Arbitrator Stern agreed with the Plasma tribunal's principle in Impregilo v Argentina (I), but argued that dispute settlement clauses should not be excluded merely because they are "specifically negotiated". Additionally, she disapproved of the Maffezini strategy, claiming that better dispute-resolution clauses had never been imported under the MFN clause. Furthermore, Stern pointed out that the Ambatielos case—which maintained that the MFN provision was used to give Greek nationals the "substantive protection of an administration of justice"—had been misconstrued by the Maffezini panel and its adherents. The basic rule that an MFN clause does not apply to dispute resolution outside of the explicitly agreed argument has been stated in a few post-Plama decisions.

 

According to customary international law, which was first created for diplomatic protection, the futility exception is recognized. Its main goal is to stop nations from allowing unjustifiably long disputes to linger. The futility exception does not need to be expressly stated in BITs to be applicable under customary international law. In investment law, there are two main types of exhaustion-of-local remedies clauses: time-bound and not time-bound. Tribunals have applied the futility exception about time-bound clauses, but some interpret the time-bound provisions to require the state to prove that it would be possible to resolve an investor-state dispute within a specific period.

 

The Organisation for Economic Cooperation and Development (OECD) found that the average time to resolve a commercial dispute within Belgium is around 505 days. This means that Chinese investors could never be required to have prior recourse to Belgian courts. The Swiss-Egypt BIT provides that disputes must be submitted to local courts before they may be submitted to international arbitration. However, it is highly unlikely that Swiss courts would be able to resolve an investor-state dispute within six months. The principle of contemporaneity can act as a counterbalance to these conflicting interpretations of the principle of effectiveness. It is prudent for states contemplating time-bound exhaustion-of-local-remedies clauses to consider the prescribed period carefully. The ordinary meaning of "treatment" would not extend to procedures for the resolution of disputes.

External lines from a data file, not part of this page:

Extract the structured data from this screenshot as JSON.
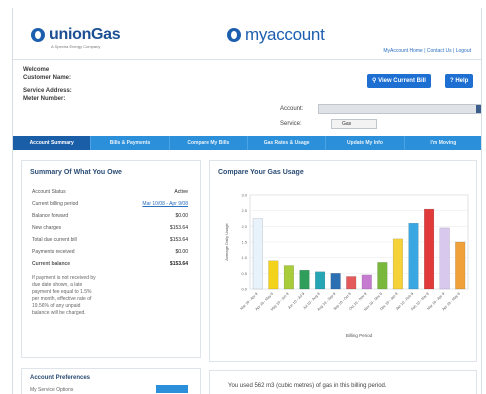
{
  "header": {
    "brand": "unionGas",
    "brand_sub": "A Spectra Energy Company",
    "app_title": "myaccount",
    "top_links": "MyAccount Home | Contact Us | Logout"
  },
  "customer": {
    "welcome": "Welcome",
    "customer_name_label": "Customer Name:",
    "service_address_label": "Service Address:",
    "meter_number_label": "Meter Number:"
  },
  "buttons": {
    "view_current_bill": "View Current Bill",
    "help": "Help"
  },
  "selectors": {
    "account_label": "Account:",
    "account_value": "",
    "service_label": "Service:",
    "service_value": "Gas"
  },
  "nav": {
    "tabs": [
      {
        "label": "Account Summary",
        "active": true
      },
      {
        "label": "Bills & Payments",
        "active": false
      },
      {
        "label": "Compare My Bills",
        "active": false
      },
      {
        "label": "Gas Rates & Usage",
        "active": false
      },
      {
        "label": "Update My Info",
        "active": false
      },
      {
        "label": "I'm Moving",
        "active": false
      }
    ]
  },
  "summary": {
    "title": "Summary Of What You Owe",
    "rows": [
      {
        "label": "Account Status",
        "value": "Active",
        "bold": false,
        "link": false
      },
      {
        "label": "Current billing period",
        "value": "Mar 10/08 - Apr 9/08",
        "bold": false,
        "link": true
      },
      {
        "label": "Balance forward",
        "value": "$0.00",
        "bold": false,
        "link": false
      },
      {
        "label": "New charges",
        "value": "$153.64",
        "bold": false,
        "link": false
      },
      {
        "label": "Total due current bill",
        "value": "$153.64",
        "bold": false,
        "link": false
      },
      {
        "label": "Payments received",
        "value": "$0.00",
        "bold": false,
        "link": false
      },
      {
        "label": "Current balance",
        "value": "$153.64",
        "bold": true,
        "link": false
      }
    ],
    "note": "If payment is not received by due date shown, a late payment fee equal to 1.5% per month, effective rate of 19.56% of any unpaid balance will be charged."
  },
  "usage_panel": {
    "title": "Compare Your Gas Usage"
  },
  "chart_data": {
    "type": "bar",
    "title": "",
    "xlabel": "Billing Period",
    "ylabel": "Average Daily Usage",
    "ylim": [
      0,
      3
    ],
    "y_ticks": [
      "0.0",
      "0.5",
      "1.0",
      "1.5",
      "2.0",
      "2.5",
      "3.0"
    ],
    "categories": [
      "Mar 10 - Apr 9",
      "Apr 10 - May 9",
      "May 10 - Jun 9",
      "Jun 10 - Jul 9",
      "Jul 10 - Aug 9",
      "Aug 10 - Sep 9",
      "Sep 10 - Oct 9",
      "Oct 10 - Nov 9",
      "Nov 10 - Dec 9",
      "Dec 10 - Jan 9",
      "Jan 10 - Feb 9",
      "Feb 10 - Mar 9",
      "Mar 10 - Apr 9",
      "Apr 10 - May 9"
    ],
    "values": [
      2.25,
      0.9,
      0.75,
      0.6,
      0.55,
      0.5,
      0.4,
      0.45,
      0.85,
      1.6,
      2.1,
      2.55,
      1.95,
      1.5
    ],
    "colors": [
      "#e8f2fb",
      "#f2d21b",
      "#a9cc3a",
      "#2f9e5a",
      "#26a6b5",
      "#2d6fb3",
      "#e45a5a",
      "#c47bd0",
      "#79b83c",
      "#f5d23a",
      "#3aa6e2",
      "#e03a3a",
      "#d9c8ee",
      "#f0a13a"
    ],
    "grid": true
  },
  "preferences": {
    "title": "Account Preferences",
    "row_label": "My Service Options"
  },
  "usage_text": "You used 562 m3 (cubic metres) of gas in this billing period."
}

  • The use of Most-Favored Nation clauses to import favorable dispute resolution terms is debated, with some tribunals rejecting their applicability to procedural aspects.
  • Tribunals differ on whether exhaustion clauses affect admissibility or jurisdiction, impacting the length and complexity of arbitration processes.
  • Proposals for ISDS reform include mandating the use of local remedies before international arbitration, aligning with international law practices.